Feeling a lot stronger in his role in the sport, Zhou has looked back over his early days in racing, starting with karting, and explained how there were times he thought he wouldn't make it all the way to the top.

Speaking with RacingNews365.com, Zhou discussed how he made it from karting to F1 and dealt with the racism and bullying from his competitors because he was the only Chinese driver in the series.

The only Chinese driver in the series

"I have to say in [my] karting days, [it was] not too bad. It's more like it's climbing up to the level of single-seaters, because basically in the karting days it's quite straightforward," he explained.

"I was able to do pretty well after one year of practicing all that, but there were times in the karting days with people crashing you out, pushing you off on purpose, because I was basically the only Chinese face around the paddock."

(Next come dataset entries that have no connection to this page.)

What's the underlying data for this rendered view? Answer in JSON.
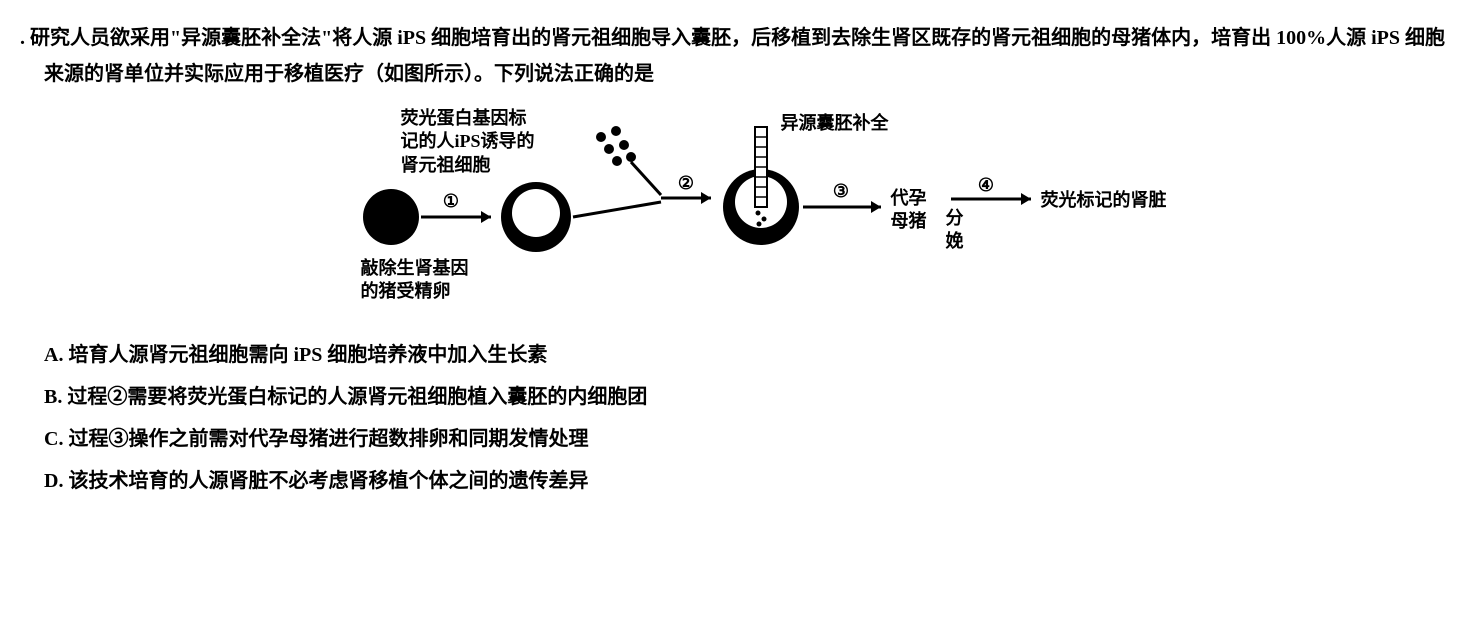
{
  "question": {
    "prefix": ". ",
    "text": "研究人员欲采用\"异源囊胚补全法\"将人源 iPS 细胞培育出的肾元祖细胞导入囊胚，后移植到去除生肾区既存的肾元祖细胞的母猪体内，培育出 100%人源 iPS 细胞来源的肾单位并实际应用于移植医疗（如图所示）。下列说法正确的是"
  },
  "diagram": {
    "labels": {
      "top_left": "荧光蛋白基因标\n记的人iPS诱导的\n肾元祖细胞",
      "top_right": "异源囊胚补全",
      "bottom_zygote": "敲除生肾基因\n的猪受精卵",
      "surrogate": "代孕\n母猪",
      "delivery": "分\n娩",
      "result": "荧光标记的肾脏"
    },
    "steps": {
      "s1": "①",
      "s2": "②",
      "s3": "③",
      "s4": "④"
    },
    "colors": {
      "stroke": "#000000",
      "fill_solid": "#000000",
      "fill_white": "#ffffff"
    }
  },
  "options": {
    "A": "A. 培育人源肾元祖细胞需向 iPS 细胞培养液中加入生长素",
    "B": "B. 过程②需要将荧光蛋白标记的人源肾元祖细胞植入囊胚的内细胞团",
    "C": "C. 过程③操作之前需对代孕母猪进行超数排卵和同期发情处理",
    "D": "D. 该技术培育的人源肾脏不必考虑肾移植个体之间的遗传差异"
  }
}
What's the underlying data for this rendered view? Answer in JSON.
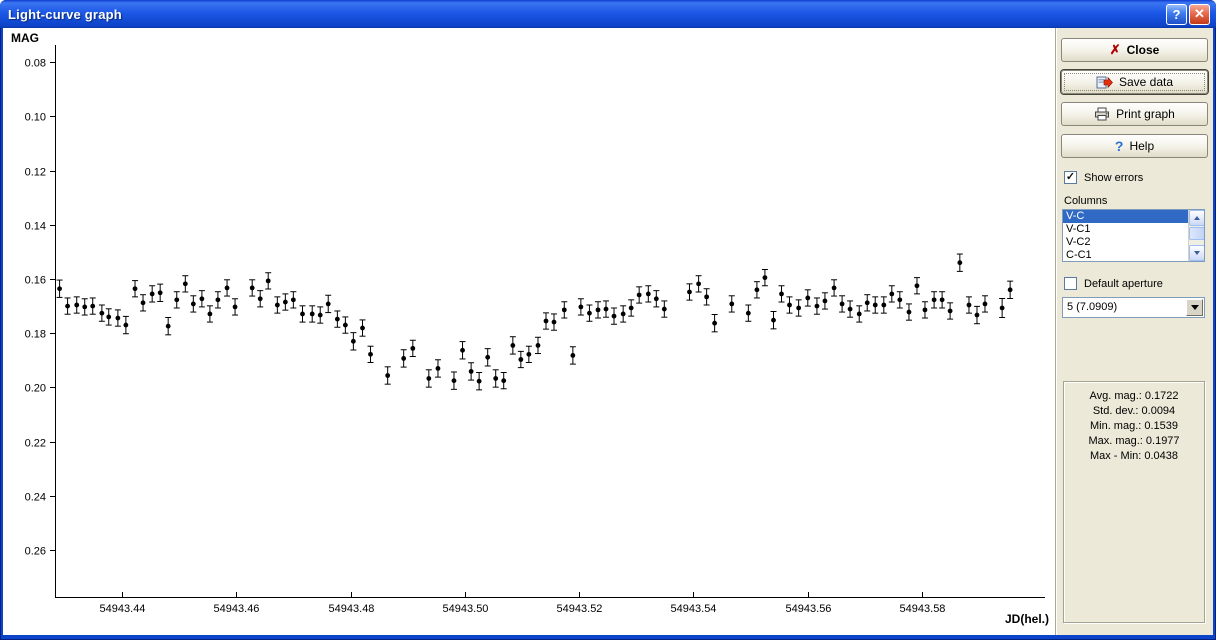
{
  "window": {
    "title": "Light-curve graph",
    "controls": {
      "help_glyph": "?",
      "close_glyph": "✕"
    }
  },
  "colors": {
    "titlebar_blue": "#1C57E6",
    "window_border_blue": "#0B43C9",
    "panel_bg": "#ECE9D8",
    "selection_blue": "#316AC5",
    "close_icon_red": "#B00000",
    "help_icon_blue": "#2A6FD6",
    "data_point_black": "#000000"
  },
  "chart_data": {
    "type": "scatter",
    "title": "",
    "xlabel": "JD(hel.)",
    "ylabel": "MAG",
    "legend": "none",
    "grid": false,
    "error_bars": true,
    "y_axis_note": "magnitude increases downward",
    "xlim": [
      54943.4283,
      54943.6015
    ],
    "ylim": [
      0.0737,
      0.2773
    ],
    "x_ticks": [
      54943.44,
      54943.46,
      54943.48,
      54943.5,
      54943.52,
      54943.54,
      54943.56,
      54943.58
    ],
    "x_tick_labels": [
      "54943.44",
      "54943.46",
      "54943.48",
      "54943.50",
      "54943.52",
      "54943.54",
      "54943.56",
      "54943.58"
    ],
    "y_ticks": [
      0.08,
      0.1,
      0.12,
      0.14,
      0.16,
      0.18,
      0.2,
      0.22,
      0.24,
      0.26
    ],
    "y_tick_labels": [
      "0.08",
      "0.10",
      "0.12",
      "0.14",
      "0.16",
      "0.18",
      "0.20",
      "0.22",
      "0.24",
      "0.26"
    ],
    "series_name": "V-C",
    "points": [
      [
        54943.4291,
        0.1636,
        0.0032
      ],
      [
        54943.4305,
        0.17,
        0.003
      ],
      [
        54943.4321,
        0.1696,
        0.003
      ],
      [
        54943.4335,
        0.1703,
        0.003
      ],
      [
        54943.4349,
        0.17,
        0.003
      ],
      [
        54943.4365,
        0.1726,
        0.003
      ],
      [
        54943.4377,
        0.174,
        0.003
      ],
      [
        54943.4393,
        0.1744,
        0.003
      ],
      [
        54943.4407,
        0.177,
        0.0032
      ],
      [
        54943.4423,
        0.1636,
        0.003
      ],
      [
        54943.4437,
        0.1688,
        0.003
      ],
      [
        54943.4453,
        0.1655,
        0.003
      ],
      [
        54943.4467,
        0.1651,
        0.0032
      ],
      [
        54943.4481,
        0.1774,
        0.0032
      ],
      [
        54943.4496,
        0.1677,
        0.003
      ],
      [
        54943.4511,
        0.1618,
        0.003
      ],
      [
        54943.4525,
        0.1692,
        0.003
      ],
      [
        54943.454,
        0.1673,
        0.003
      ],
      [
        54943.4554,
        0.1729,
        0.003
      ],
      [
        54943.4568,
        0.1677,
        0.003
      ],
      [
        54943.4584,
        0.1633,
        0.003
      ],
      [
        54943.4598,
        0.1703,
        0.003
      ],
      [
        54943.4628,
        0.1633,
        0.003
      ],
      [
        54943.4642,
        0.1673,
        0.003
      ],
      [
        54943.4656,
        0.1607,
        0.003
      ],
      [
        54943.4672,
        0.1696,
        0.003
      ],
      [
        54943.4686,
        0.1685,
        0.003
      ],
      [
        54943.47,
        0.1677,
        0.003
      ],
      [
        54943.4716,
        0.1729,
        0.003
      ],
      [
        54943.4733,
        0.1729,
        0.003
      ],
      [
        54943.4747,
        0.1733,
        0.003
      ],
      [
        54943.4761,
        0.1692,
        0.0032
      ],
      [
        54943.4777,
        0.1748,
        0.003
      ],
      [
        54943.4791,
        0.177,
        0.003
      ],
      [
        54943.4805,
        0.183,
        0.0032
      ],
      [
        54943.4821,
        0.1781,
        0.003
      ],
      [
        54943.4835,
        0.1878,
        0.003
      ],
      [
        54943.4865,
        0.1956,
        0.0032
      ],
      [
        54943.4893,
        0.1893,
        0.0032
      ],
      [
        54943.4909,
        0.1856,
        0.003
      ],
      [
        54943.4937,
        0.1967,
        0.0032
      ],
      [
        54943.4953,
        0.193,
        0.0032
      ],
      [
        54943.4981,
        0.1975,
        0.0032
      ],
      [
        54943.4996,
        0.1863,
        0.0032
      ],
      [
        54943.5011,
        0.1941,
        0.0032
      ],
      [
        54943.5025,
        0.1977,
        0.0032
      ],
      [
        54943.504,
        0.1889,
        0.0032
      ],
      [
        54943.5054,
        0.1967,
        0.0032
      ],
      [
        54943.5068,
        0.1975,
        0.003
      ],
      [
        54943.5084,
        0.1845,
        0.0032
      ],
      [
        54943.5098,
        0.1897,
        0.003
      ],
      [
        54943.5112,
        0.1878,
        0.003
      ],
      [
        54943.5128,
        0.1845,
        0.003
      ],
      [
        54943.5142,
        0.1755,
        0.003
      ],
      [
        54943.5156,
        0.1759,
        0.003
      ],
      [
        54943.5174,
        0.1714,
        0.003
      ],
      [
        54943.5189,
        0.1882,
        0.0032
      ],
      [
        54943.5203,
        0.1703,
        0.003
      ],
      [
        54943.5218,
        0.1726,
        0.003
      ],
      [
        54943.5233,
        0.1714,
        0.003
      ],
      [
        54943.5247,
        0.1711,
        0.003
      ],
      [
        54943.5261,
        0.1737,
        0.003
      ],
      [
        54943.5277,
        0.1729,
        0.003
      ],
      [
        54943.5291,
        0.1707,
        0.003
      ],
      [
        54943.5305,
        0.1659,
        0.003
      ],
      [
        54943.5321,
        0.1655,
        0.003
      ],
      [
        54943.5335,
        0.1673,
        0.003
      ],
      [
        54943.5349,
        0.1711,
        0.003
      ],
      [
        54943.5393,
        0.1648,
        0.003
      ],
      [
        54943.5409,
        0.1618,
        0.003
      ],
      [
        54943.5423,
        0.1666,
        0.003
      ],
      [
        54943.5437,
        0.1763,
        0.0032
      ],
      [
        54943.5467,
        0.1692,
        0.003
      ],
      [
        54943.5496,
        0.1726,
        0.003
      ],
      [
        54943.5511,
        0.164,
        0.003
      ],
      [
        54943.5525,
        0.1595,
        0.003
      ],
      [
        54943.554,
        0.1752,
        0.0032
      ],
      [
        54943.5554,
        0.1655,
        0.003
      ],
      [
        54943.5568,
        0.1696,
        0.003
      ],
      [
        54943.5584,
        0.1707,
        0.003
      ],
      [
        54943.56,
        0.167,
        0.003
      ],
      [
        54943.5616,
        0.17,
        0.003
      ],
      [
        54943.563,
        0.1681,
        0.003
      ],
      [
        54943.5646,
        0.1633,
        0.003
      ],
      [
        54943.566,
        0.1692,
        0.003
      ],
      [
        54943.5674,
        0.1711,
        0.003
      ],
      [
        54943.569,
        0.1729,
        0.003
      ],
      [
        54943.5704,
        0.1688,
        0.003
      ],
      [
        54943.5718,
        0.1696,
        0.003
      ],
      [
        54943.5733,
        0.1696,
        0.003
      ],
      [
        54943.5747,
        0.1655,
        0.003
      ],
      [
        54943.5761,
        0.1677,
        0.003
      ],
      [
        54943.5777,
        0.1722,
        0.003
      ],
      [
        54943.5791,
        0.1625,
        0.003
      ],
      [
        54943.5805,
        0.1714,
        0.003
      ],
      [
        54943.5821,
        0.1677,
        0.003
      ],
      [
        54943.5835,
        0.1677,
        0.003
      ],
      [
        54943.5849,
        0.1718,
        0.003
      ],
      [
        54943.5866,
        0.154,
        0.0032
      ],
      [
        54943.5882,
        0.1696,
        0.003
      ],
      [
        54943.5896,
        0.1733,
        0.0032
      ],
      [
        54943.591,
        0.1692,
        0.003
      ],
      [
        54943.594,
        0.1707,
        0.0035
      ],
      [
        54943.5954,
        0.164,
        0.0032
      ]
    ]
  },
  "sidebar": {
    "buttons": {
      "close": {
        "label": "Close",
        "icon": "red-x",
        "glyph": "✗"
      },
      "save": {
        "label": "Save data",
        "icon": "save-export"
      },
      "print": {
        "label": "Print graph",
        "icon": "printer"
      },
      "help": {
        "label": "Help",
        "icon": "question-mark",
        "glyph": "?"
      }
    },
    "show_errors": {
      "label": "Show errors",
      "checked": true,
      "check_glyph": "✓"
    },
    "columns": {
      "label": "Columns",
      "items": [
        "V-C",
        "V-C1",
        "V-C2",
        "C-C1"
      ],
      "selected": "V-C"
    },
    "default_aperture": {
      "label": "Default aperture",
      "checked": false
    },
    "aperture_select": {
      "value": "5 (7.0909)"
    },
    "stats": {
      "lines": [
        "Avg. mag.: 0.1722",
        "Std. dev.: 0.0094",
        "Min. mag.: 0.1539",
        "Max. mag.: 0.1977",
        "Max - Min: 0.0438"
      ]
    }
  }
}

Despite the bullying he received, Zhou put his head down and concentrated on getting solid results, and that's how he secured some well-deserved respect.

"You know, you get kind of like a little bit bullied, with other more important or more experienced drivers, because that's causing a lot of bumper racing together," he added.

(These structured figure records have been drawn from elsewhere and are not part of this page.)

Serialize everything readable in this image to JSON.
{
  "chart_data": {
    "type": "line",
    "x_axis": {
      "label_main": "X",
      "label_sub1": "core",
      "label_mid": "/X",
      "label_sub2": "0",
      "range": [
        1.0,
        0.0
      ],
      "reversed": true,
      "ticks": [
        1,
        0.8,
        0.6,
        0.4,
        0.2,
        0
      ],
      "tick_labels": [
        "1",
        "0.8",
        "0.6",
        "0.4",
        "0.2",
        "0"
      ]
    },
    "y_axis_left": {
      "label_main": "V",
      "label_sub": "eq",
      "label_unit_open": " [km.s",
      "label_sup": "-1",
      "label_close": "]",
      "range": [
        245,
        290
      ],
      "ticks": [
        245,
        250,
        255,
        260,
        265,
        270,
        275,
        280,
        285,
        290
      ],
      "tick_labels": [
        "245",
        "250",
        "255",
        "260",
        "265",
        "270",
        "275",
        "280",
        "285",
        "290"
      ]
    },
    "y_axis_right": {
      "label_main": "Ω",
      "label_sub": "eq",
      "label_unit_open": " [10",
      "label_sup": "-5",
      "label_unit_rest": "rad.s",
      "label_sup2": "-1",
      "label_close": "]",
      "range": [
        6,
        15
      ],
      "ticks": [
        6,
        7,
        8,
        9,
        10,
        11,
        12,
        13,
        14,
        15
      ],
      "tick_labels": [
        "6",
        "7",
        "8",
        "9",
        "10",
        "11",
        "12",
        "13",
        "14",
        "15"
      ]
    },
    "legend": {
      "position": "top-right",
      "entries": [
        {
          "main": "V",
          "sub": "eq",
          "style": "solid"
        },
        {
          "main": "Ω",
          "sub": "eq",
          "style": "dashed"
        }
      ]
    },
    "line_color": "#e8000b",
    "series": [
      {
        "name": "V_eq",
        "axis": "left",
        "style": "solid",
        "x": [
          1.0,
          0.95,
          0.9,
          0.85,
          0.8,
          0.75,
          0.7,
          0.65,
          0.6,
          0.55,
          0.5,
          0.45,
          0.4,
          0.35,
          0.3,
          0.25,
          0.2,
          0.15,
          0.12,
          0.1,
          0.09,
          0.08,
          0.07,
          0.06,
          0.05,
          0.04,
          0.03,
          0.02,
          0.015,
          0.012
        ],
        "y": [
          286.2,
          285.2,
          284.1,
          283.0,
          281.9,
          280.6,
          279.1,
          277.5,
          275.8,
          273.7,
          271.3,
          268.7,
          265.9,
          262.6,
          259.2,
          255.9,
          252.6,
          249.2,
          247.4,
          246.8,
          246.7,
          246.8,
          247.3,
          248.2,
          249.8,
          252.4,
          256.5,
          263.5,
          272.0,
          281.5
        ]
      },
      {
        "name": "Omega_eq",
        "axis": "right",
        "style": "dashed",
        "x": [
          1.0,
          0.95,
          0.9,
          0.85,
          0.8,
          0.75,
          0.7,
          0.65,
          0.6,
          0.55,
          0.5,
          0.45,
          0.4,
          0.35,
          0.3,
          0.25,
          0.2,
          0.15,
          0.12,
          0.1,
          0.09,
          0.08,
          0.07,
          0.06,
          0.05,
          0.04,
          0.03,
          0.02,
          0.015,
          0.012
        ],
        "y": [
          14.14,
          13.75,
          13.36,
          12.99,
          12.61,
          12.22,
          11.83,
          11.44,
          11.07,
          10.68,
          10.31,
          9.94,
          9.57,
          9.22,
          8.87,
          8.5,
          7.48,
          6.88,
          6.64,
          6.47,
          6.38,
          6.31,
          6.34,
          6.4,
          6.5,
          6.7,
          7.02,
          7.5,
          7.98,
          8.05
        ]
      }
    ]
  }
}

"So, it's tough, but then it wasn't something special. I was able to earn my respects quietly by doing well on track.”

Zhou: When you're young, you think the dream is very real

As he worked his way up through the junior formulae, Zhou realised more and more just how hard it was going to be to break into F1.

"It's more like the recent years, maybe especially like, two years ago, in 2020 in Formula 2, because it's like you are very close to the dream, but then I think when you're young, you think the dream is very real or easy to reach," he commented.

"The older you get, the more mature you get, you realise how difficult is to have a door open for you to get into Formula 1.

"Firstly, I was thinking, you get Super Licence points and you're ready for F1, but then after I got a Super Licence, I really felt like there's other things that have to be around in perfect timing to have a seat for you.

"That's very tough. You have to manage yourself quite difficultly, because there's your competitors or other people [who] try to take you down for it.

"You have to just really use yourself and use your team to try and give myself the maximum I have in every race we can and not do any mistakes."

Zhou looks back on "difficult times"

So, has he ever felt like walking away? Not really, but he did need to take some time out to recharge his batteries to enable him to come back stronger.

"It's tough. I remember, there was one time I went back home for maybe just five days, not telling anyone, like no one else from outside the world apart from our family," he went on to explain.

"I just went there and went back just to be fully relaxed, like recharge, per se. But yeah, it's difficult times.”